When you are installing crown molding, conventional wisdom says leave one end square and cope the other. That way you can cope the same end on each board and get more proficient at it as the job goes on. An alternative, that can prove to be faster and provide better corner joints, is to install opposite walls with square cuts on both ends and cope both ends of the two pieces of crown that go in between them. Place one end in place and nail it in place. Then bow the middle away from the wall and place the other end and tack it with a single nail. Force the middle of the crown back to the wall and start nailing from the middle toward both ends. This method forces both ends of the coped crown into the adjoining pieces and forms a super tight joint.
Snap a chalk line along the wall where the bottom of the crown molding will go and install the crown without deviating from this line. Instead of letting the top of the crown butt the ceiling and follow it's contour, keep the top of the crown straight by using shims between the top of the crown and the ceiling to maintain the straight line. Any gaps between the crown and ceiling can be caulked.

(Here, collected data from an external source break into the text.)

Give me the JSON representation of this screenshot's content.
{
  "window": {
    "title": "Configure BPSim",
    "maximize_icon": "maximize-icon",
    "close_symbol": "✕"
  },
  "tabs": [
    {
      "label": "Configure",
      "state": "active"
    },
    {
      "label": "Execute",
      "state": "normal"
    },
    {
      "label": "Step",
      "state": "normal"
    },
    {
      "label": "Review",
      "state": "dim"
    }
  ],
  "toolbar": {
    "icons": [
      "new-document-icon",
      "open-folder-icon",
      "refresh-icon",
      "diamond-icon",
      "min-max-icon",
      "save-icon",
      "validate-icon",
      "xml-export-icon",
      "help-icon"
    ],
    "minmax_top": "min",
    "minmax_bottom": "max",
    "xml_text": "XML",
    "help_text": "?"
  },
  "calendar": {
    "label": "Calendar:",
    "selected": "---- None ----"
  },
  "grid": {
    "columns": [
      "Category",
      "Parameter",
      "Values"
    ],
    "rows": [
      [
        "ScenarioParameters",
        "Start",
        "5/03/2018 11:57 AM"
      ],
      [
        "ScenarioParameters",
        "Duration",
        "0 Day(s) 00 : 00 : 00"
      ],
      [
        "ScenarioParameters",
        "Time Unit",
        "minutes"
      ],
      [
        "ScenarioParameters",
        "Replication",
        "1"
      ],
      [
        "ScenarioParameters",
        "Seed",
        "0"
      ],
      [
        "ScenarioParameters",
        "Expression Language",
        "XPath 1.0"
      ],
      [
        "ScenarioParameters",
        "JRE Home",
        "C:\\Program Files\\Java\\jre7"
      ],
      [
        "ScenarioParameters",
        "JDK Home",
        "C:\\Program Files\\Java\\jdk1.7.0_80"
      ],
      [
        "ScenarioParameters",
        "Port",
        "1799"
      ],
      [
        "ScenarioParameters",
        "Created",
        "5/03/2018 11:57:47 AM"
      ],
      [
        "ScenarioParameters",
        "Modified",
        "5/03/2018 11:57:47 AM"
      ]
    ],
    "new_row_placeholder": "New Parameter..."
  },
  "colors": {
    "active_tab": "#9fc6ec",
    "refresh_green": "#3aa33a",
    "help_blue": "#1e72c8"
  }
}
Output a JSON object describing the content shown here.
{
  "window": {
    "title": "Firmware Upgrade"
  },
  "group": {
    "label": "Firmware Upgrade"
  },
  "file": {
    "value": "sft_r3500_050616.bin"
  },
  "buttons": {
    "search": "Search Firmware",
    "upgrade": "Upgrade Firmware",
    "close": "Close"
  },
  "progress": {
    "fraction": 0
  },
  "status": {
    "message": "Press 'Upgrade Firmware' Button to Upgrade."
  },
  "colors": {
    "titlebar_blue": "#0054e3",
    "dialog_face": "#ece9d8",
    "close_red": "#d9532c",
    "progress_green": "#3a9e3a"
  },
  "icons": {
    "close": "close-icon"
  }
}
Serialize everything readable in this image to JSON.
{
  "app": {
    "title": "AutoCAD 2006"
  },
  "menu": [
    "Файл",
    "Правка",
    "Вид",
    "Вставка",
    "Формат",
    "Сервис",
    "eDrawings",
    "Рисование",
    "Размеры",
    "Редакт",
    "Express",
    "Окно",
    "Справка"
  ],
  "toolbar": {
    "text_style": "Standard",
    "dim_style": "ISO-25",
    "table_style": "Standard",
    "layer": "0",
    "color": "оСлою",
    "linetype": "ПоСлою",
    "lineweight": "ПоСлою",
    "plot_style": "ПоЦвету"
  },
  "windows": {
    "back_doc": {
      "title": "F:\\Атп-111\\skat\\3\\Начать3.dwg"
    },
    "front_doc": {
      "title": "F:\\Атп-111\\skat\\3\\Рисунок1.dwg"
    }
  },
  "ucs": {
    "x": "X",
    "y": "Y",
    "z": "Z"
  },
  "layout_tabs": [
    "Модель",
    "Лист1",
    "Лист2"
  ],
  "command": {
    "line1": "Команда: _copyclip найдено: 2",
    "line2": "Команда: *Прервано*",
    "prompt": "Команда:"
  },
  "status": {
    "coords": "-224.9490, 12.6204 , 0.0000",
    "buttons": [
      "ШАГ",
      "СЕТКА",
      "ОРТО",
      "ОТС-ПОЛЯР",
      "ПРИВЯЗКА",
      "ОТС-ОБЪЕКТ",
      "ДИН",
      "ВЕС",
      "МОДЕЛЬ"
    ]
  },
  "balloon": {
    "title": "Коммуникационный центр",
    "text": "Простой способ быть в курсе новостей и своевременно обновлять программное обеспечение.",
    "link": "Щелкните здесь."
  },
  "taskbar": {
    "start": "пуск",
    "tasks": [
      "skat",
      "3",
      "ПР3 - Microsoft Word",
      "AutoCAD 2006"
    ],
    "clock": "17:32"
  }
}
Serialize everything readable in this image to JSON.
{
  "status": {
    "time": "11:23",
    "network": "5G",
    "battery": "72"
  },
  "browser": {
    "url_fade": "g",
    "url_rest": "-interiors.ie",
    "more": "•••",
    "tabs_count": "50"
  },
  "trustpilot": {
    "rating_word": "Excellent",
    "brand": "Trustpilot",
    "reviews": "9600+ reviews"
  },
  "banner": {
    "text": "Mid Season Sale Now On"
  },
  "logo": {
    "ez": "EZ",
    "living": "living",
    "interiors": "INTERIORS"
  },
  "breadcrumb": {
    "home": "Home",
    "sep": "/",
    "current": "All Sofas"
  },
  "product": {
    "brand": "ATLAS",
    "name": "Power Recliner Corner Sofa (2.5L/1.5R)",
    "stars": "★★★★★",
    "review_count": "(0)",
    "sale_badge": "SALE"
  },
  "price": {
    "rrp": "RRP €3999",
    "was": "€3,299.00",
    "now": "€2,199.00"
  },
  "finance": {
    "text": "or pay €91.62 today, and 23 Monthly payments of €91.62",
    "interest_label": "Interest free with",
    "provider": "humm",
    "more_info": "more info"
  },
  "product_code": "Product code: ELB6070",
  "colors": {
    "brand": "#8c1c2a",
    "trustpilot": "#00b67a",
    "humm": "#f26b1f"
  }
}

This method works because the crown and the ceiling tend to be painted similar colors, whereas the wall color is typically a completely different color, so the eye will notice crown molding whose bottom edge isn't straight much faster than it will notice a top edge that isn't straight. By shimming the top edge as needed, you not only keep it straight, but you keep the body of the crown straight. Although this method takes a little more time, the end result is worth it.
For outside corners, use a miter gauge to determine the angle of the corner. Few outside corners are a true 90 degrees. By finding the angle you can adjust the cuts on the crown and get a joint that fits properly.
If you install the crown and the outside corner is slightly open, squeeze in some glue and take two nail sets and run them down the corner of the crown at the same time, sort of like scissors. This will crush the end of the crown the slightest bit and close up the joint.
For sections of crown that involve small pieces or along the tops of wing walls, measure and cut everything first, test it to make sure it fits then glue and nail it together on the ground. This allows brad nails to be driven in from the back of the crown molding to provide extra stability, something which is impossible to do with crown being installed directly on the ceiling. Once the glue cures, lift the assembly up and nail it in place.